穆承笥没有说话,他恨穆羽霆的确是因为成妤灼,并非因为婚约或者感情,他憎恨的是,成妤灼为了帮他才会过度劳累,才会引发了体内的大麻子的毒,才会让成妤灼的身子每况愈下的,只是他从不说。
见穆承笥为说话,成妤灼才想开口便被制止:“朕的皇后当真宽宏大量,只是你可想过,若非朕早拿到了遗诏,那被幽静的便是朕,那个时候朕便什么都没有了,没有天下,没有你。”
“不会的,无论你在哪里我都会陪着你,你在高处我陪你尝尽孤寂,你在你底我陪你尝尽苦难,无论如何我都不会离开你的。

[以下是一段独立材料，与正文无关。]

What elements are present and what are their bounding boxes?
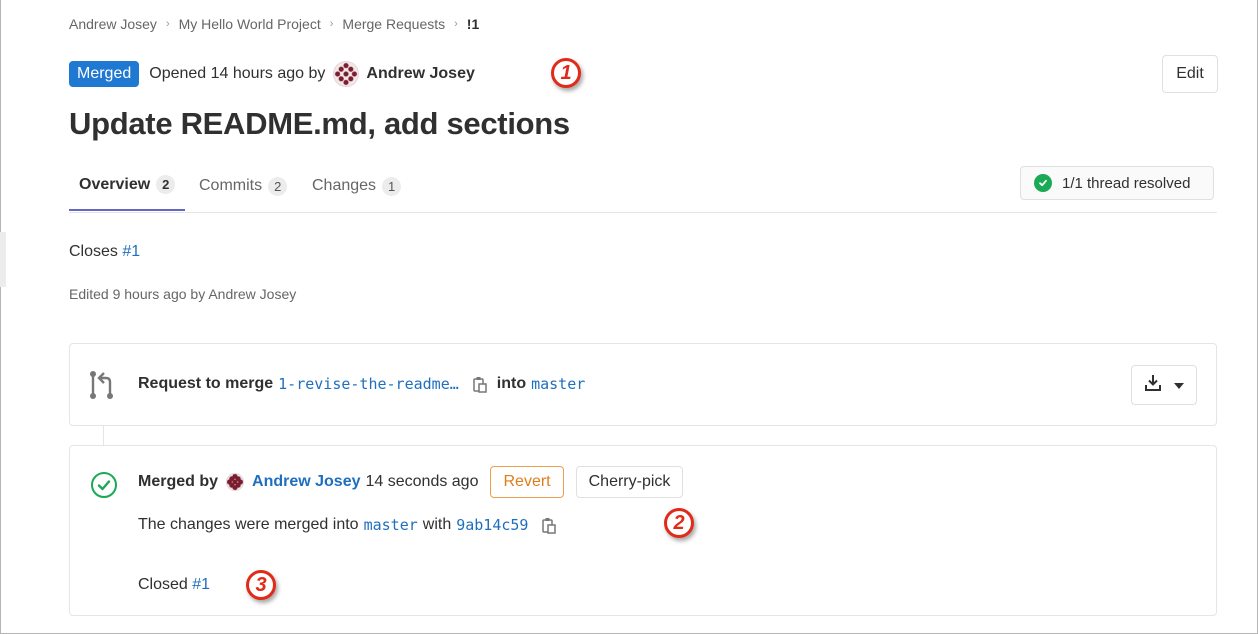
download-dropdown-button[interactable] <box>1131 365 1197 405</box>
request-prefix: Request to merge <box>138 375 274 392</box>
download-icon <box>1144 374 1162 397</box>
check-circle-icon <box>1034 174 1052 192</box>
revert-button[interactable]: Revert <box>490 466 564 498</box>
merge-commit-info: The changes were merged into master with… <box>138 516 566 534</box>
merged-widget: Merged by Andrew Josey 14 seconds ago Re… <box>69 445 1217 616</box>
closed-issue-link[interactable]: #1 <box>192 576 210 593</box>
edit-button[interactable]: Edit <box>1162 55 1218 93</box>
thread-resolved-status[interactable]: 1/1 thread resolved <box>1020 166 1214 200</box>
tab-overview[interactable]: Overview 2 <box>69 160 186 211</box>
tab-changes[interactable]: Changes 1 <box>312 160 402 212</box>
into-text: into <box>496 375 527 392</box>
breadcrumb-project[interactable]: My Hello World Project <box>179 16 321 32</box>
copy-sha-icon[interactable] <box>542 517 557 534</box>
opened-text: Opened 14 hours ago by <box>149 65 326 82</box>
with-text: with <box>422 516 452 533</box>
tab-count: 2 <box>268 176 288 196</box>
merger-link[interactable]: Andrew Josey <box>252 473 360 491</box>
breadcrumb: Andrew Josey › My Hello World Project › … <box>69 16 479 32</box>
widget-connector <box>103 426 104 446</box>
closes-prefix: Closes <box>69 243 118 260</box>
sidebar-edge <box>0 232 6 287</box>
mr-description: Closes #1 <box>69 243 140 261</box>
chevron-right-icon: › <box>454 18 458 30</box>
commit-sha-link[interactable]: 9ab14c59 <box>456 516 528 534</box>
copy-branch-icon[interactable] <box>473 376 487 393</box>
status-badge: Merged <box>69 61 140 87</box>
tab-count: 1 <box>382 176 402 196</box>
source-branch-link[interactable]: 1-revise-the-readme… <box>278 375 459 393</box>
annotation-marker-3: 3 <box>246 570 276 600</box>
tab-count: 2 <box>156 175 176 194</box>
chevron-right-icon: › <box>165 18 170 30</box>
tab-label: Overview <box>79 175 151 193</box>
target-branch-link[interactable]: master <box>531 375 585 393</box>
edited-text: Edited 9 hours ago by Andrew Josey <box>69 286 297 302</box>
tab-label: Commits <box>199 177 263 194</box>
closed-issues-line: Closed #1 <box>138 576 210 594</box>
breadcrumb-user[interactable]: Andrew Josey <box>69 16 157 32</box>
target-branch-link[interactable]: master <box>364 516 418 534</box>
success-check-icon <box>90 471 118 504</box>
chevron-right-icon: › <box>329 18 334 30</box>
changes-prefix: The changes were merged into <box>138 516 359 533</box>
merged-time: 14 seconds ago <box>365 473 479 490</box>
merged-by-line: Merged by Andrew Josey 14 seconds ago Re… <box>138 466 684 498</box>
cherry-pick-button[interactable]: Cherry-pick <box>575 466 684 498</box>
merge-request-text: Request to merge 1-revise-the-readme… in… <box>138 375 585 393</box>
thread-resolved-label: 1/1 thread resolved <box>1062 174 1191 192</box>
author-link[interactable]: Andrew Josey <box>366 65 474 83</box>
closed-prefix: Closed <box>138 576 188 593</box>
page-title: Update README.md, add sections <box>69 106 570 141</box>
breadcrumb-merge-requests[interactable]: Merge Requests <box>342 16 445 32</box>
annotation-marker-2: 2 <box>664 508 694 538</box>
tab-label: Changes <box>312 177 377 194</box>
merged-by-label: Merged by <box>138 473 219 490</box>
chevron-down-icon <box>1174 376 1184 394</box>
mr-status-row: Merged Opened 14 hours ago by Andrew Jos… <box>69 61 475 87</box>
annotation-marker-1: 1 <box>551 58 581 88</box>
avatar[interactable] <box>226 473 245 491</box>
breadcrumb-current-mr[interactable]: !1 <box>467 16 479 32</box>
merge-request-widget: Request to merge 1-revise-the-readme… in… <box>69 343 1217 426</box>
merge-request-icon <box>88 370 118 405</box>
issue-link[interactable]: #1 <box>122 243 140 260</box>
tab-commits[interactable]: Commits 2 <box>199 160 288 212</box>
avatar[interactable] <box>333 61 360 87</box>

”
“是吗?灼儿,那你为什么要走,为什么要在一切还未成埃落定的时候便早早地走了,你是不想看到什么?”穆承笥反问成妤灼,他相信她的话,但是她的一切所谓皆觉得自己会输。
“我给你留了信了,若是穆羽霆当真继承皇位,我会在我们约定的地方等你,我们说好了一起过平淡的生活。”
那封信现在还在穆承笥的手里,这也是当年两人的承诺,只是如今两人都无法完成了。
“没有权利我就无法保护你,所以我必须拥有权力,这也原该属于我的。”穆承笥坚定的看着成妤灼,眼神中还是会流露柔情:“罢了,我不该为了这些事情和你生气的,羽霆的事情,我会处理好,你别再多想。”
之后没多久穆羽霆被解除幽禁,更是恢复了端王的爵位,一时在朝堂也算是守得云开了,至于穆承笥似乎完全没因为这件事,或者完全没有再提这件事情让成妤灼不高兴。
两人的感情也算是越吵越好,只是养身体的药之后也是日日都送来,,穆承笥更是奇怪的每夜都会留宿成妤灼这里,却不发生什么,像是一对老夫老妻,双手握在一起,每日早晨见着对方便好。
“神医,我们也认识多年了,我的身子一直是你在调理的,你也算劳苦功高的。”说完话偷偷将留下的药渣放到神医面前,“神医可能告诉我这是什么药?”
成妤灼怀疑这药有问题,便自己支开了良辰美景,独自召了神医进宫,她想知道这到底是什么药。